- O Globo
Historiador José Murilo de Carvalho vê risco crescente de ruptura no Brasil e avalia que as Forças Armadas já estão atreladas aos erros do presidente
A democracia corre riscos no Brasil? Essa foi a pergunta que fiz para o historiador e escritor José Murilo de Carvalho. Ele respondeu: “Corre.” Era difícil imaginar uma resposta assim tão direta, tempos atrás. “Até o início do ano, o risco era pequeno, mas está crescendo, embora, por enquanto, em ritmo menor do que o coronavírus.” Autor do clássico “Forças Armadas e Política no Brasil”, que acaba de ser relançado, José Murilo acha que dificilmente Marinha e Aeronáutica apoiariam qualquer ruptura da ordem.
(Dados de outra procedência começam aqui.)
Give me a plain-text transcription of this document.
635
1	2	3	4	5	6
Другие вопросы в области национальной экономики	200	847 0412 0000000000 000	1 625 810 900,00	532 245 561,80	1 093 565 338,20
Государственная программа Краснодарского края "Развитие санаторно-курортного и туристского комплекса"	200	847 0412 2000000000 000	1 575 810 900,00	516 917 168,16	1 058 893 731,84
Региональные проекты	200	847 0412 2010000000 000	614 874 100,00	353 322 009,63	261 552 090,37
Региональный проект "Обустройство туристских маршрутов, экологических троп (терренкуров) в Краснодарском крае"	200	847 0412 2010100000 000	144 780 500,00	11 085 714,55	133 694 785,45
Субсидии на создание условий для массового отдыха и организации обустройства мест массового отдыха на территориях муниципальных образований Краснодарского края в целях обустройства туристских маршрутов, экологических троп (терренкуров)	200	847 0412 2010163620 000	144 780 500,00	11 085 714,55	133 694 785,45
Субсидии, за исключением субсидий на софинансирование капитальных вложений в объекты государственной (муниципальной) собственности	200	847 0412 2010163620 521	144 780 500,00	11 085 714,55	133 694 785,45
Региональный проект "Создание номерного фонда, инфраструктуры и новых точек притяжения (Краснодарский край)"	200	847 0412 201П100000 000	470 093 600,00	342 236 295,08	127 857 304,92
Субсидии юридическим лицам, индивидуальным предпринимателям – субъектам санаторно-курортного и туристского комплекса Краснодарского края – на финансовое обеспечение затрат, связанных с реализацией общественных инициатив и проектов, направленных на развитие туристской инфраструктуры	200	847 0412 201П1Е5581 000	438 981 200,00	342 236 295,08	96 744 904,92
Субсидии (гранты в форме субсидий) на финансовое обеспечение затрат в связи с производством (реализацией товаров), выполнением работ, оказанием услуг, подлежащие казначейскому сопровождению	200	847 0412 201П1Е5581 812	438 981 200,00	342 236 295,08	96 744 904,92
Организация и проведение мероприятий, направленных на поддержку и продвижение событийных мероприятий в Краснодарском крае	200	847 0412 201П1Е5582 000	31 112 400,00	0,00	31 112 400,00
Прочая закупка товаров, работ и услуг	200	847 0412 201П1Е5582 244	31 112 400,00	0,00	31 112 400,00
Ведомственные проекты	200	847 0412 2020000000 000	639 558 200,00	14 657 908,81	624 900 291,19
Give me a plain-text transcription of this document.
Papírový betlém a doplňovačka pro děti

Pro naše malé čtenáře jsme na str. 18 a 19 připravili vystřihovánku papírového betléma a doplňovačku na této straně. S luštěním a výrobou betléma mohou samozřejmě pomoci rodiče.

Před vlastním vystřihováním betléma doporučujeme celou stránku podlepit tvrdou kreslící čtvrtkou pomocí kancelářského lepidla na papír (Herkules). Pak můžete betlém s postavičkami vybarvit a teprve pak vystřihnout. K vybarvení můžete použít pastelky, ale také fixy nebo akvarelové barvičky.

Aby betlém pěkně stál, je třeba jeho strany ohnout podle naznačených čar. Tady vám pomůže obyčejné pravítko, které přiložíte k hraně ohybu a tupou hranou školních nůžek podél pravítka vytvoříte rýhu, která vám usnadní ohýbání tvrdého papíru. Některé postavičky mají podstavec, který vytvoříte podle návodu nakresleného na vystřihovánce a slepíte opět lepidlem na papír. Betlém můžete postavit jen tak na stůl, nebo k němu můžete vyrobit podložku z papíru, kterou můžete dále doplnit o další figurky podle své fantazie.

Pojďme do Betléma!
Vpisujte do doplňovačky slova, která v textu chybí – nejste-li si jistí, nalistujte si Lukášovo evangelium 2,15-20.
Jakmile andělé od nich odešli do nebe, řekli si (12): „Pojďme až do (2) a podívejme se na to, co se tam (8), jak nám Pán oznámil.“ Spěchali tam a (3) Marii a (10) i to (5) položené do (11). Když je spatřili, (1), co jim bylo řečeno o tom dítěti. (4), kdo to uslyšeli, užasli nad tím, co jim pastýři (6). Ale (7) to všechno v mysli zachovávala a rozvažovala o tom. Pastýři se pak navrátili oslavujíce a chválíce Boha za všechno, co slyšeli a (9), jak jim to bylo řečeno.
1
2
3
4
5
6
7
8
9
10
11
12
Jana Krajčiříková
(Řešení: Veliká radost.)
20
Ele não está falando, nem se pensa, em um golpe como o de 1964, que aconteceu em outro contexto histórico, mas acha que o artigo 142 da Constituição tem um “caminho aberto para interpretações conflitantes”. Dos muitos sinais dos últimos dias dados por militares que estão no governo, ele acha que o mais grave foi o episódio do general Augusto Heleno, até porque foi respaldado pelo ministro da Defesa:
— A posição do general Heleno é sem dúvida a que mais preocupa, por deixar a entender uma ameaça de intervenção. Pode, em parte, ser atribuída a seu temperamento, mas a nota que distribuiu no dia 22 de maio é ameaçadora. Pode ser interpretada como referência ao que a Constituição diz sobre o papel das Forças Armadas como garantidoras dos poderes constitucionais, isto é, como superpoder, como corte supremíssima.
A Constituição, explica, diz que as Forças Armadas estão sujeitas à autoridade do presidente da República e acrescenta que elas se destinam “à garantia dos poderes constitucionais”.
— Há aí uma enorme dificuldade: como estar sujeitas a um poder e, ao mesmo tempo, garantir os três? É caminho aberto para interpretações conflitantes e dá margem a declarações ameaçadoras como a do general Heleno. Ele faria a mesma ameaça se fosse para defender o Congresso e o STF contra os ataques do chefe do Executivo? — pergunta o professor.
Ele lembra que na história recente esse é o segundo episódio que tem o Supremo como alvo:
— É irônico. O general Villas Boas fez ameaça na véspera do julgamento de Lula no Supremo. Agora, o general Heleno ameaça o mesmo Supremo por, supostamente, perseguir o presidente.
Esses riscos extemporâneos que aparecem no país lembram uma máquina do tempo que nos tenha levado para mais de meio século atrás. Até porque quem presta atenção nas falas bolsonaristas fica com a impressão que ainda estamos naquele mundo. Para um bolsonarista raiz, qualquer pessoa que discorde do presidente é um “comunista”. O professor trata de pôr o passado onde ele deve ficar, no passado.
— Certamente nada como em 1964. Não temos um dos principais condicionantes de então, a Guerra Fria. O comunismo era na época uma realidade no mundo, com adesões no Brasil, inclusive nas Forças Armadas. Hoje é conto de carochinha. A esquerda, se podemos chamar o PT de esquerda, está desarvorada. Grupos civis armados, como os de Brizola em 1964, hoje despontam entre os apoiadores radicais do presidente. Seria curioso se, para garantir a lei e a ordem, e de acordo com a Constituição, o Supremo convocasse as Forças Armadas para combatê-los.
Se por “ruptura” o deputado Eduardo Bolsonaro está falando em endurecimento do regime, como aconteceu em alguns países como a Hungria, por exemplo, isso teria o apoio dos militares?
— Minha aposta é que não. Marinha e Aeronáutica dificilmente apoiariam tal decisão. São forças mais profissionalizadas. Mesmo o Exército hesitaria. O artigo do general Santos Cruz deve representar a posição da maioria do oficialato. O mais crucial é a posição dos generais que permanecem no governo.
O historiador lembra que no início a presença dos generais não significava que o governo fosse militar:
— Mas a constante alegação do presidente de ter apoio militar está deixando esses generais em posição delicada. Eles são corresponsáveis pelas trapalhadas do governo e agora não haverá mais como evitar que a imagem das Forças seja afetada. Os erros terão cor verde-oliva.
Essa situação de temer pela estabilidade democrática foi criada pela retórica belicosa do presidente nesses 17 meses de governo. A saída seria, segundo ele, “o impedimento”, mas acha que ele está protegido pela pandemia:
— Com a quarentena não há rua, sem a rua não há impedimento.
O país se vê às voltas com velhos fantasmas que o governo Bolsonaro mesmo retirou do armário.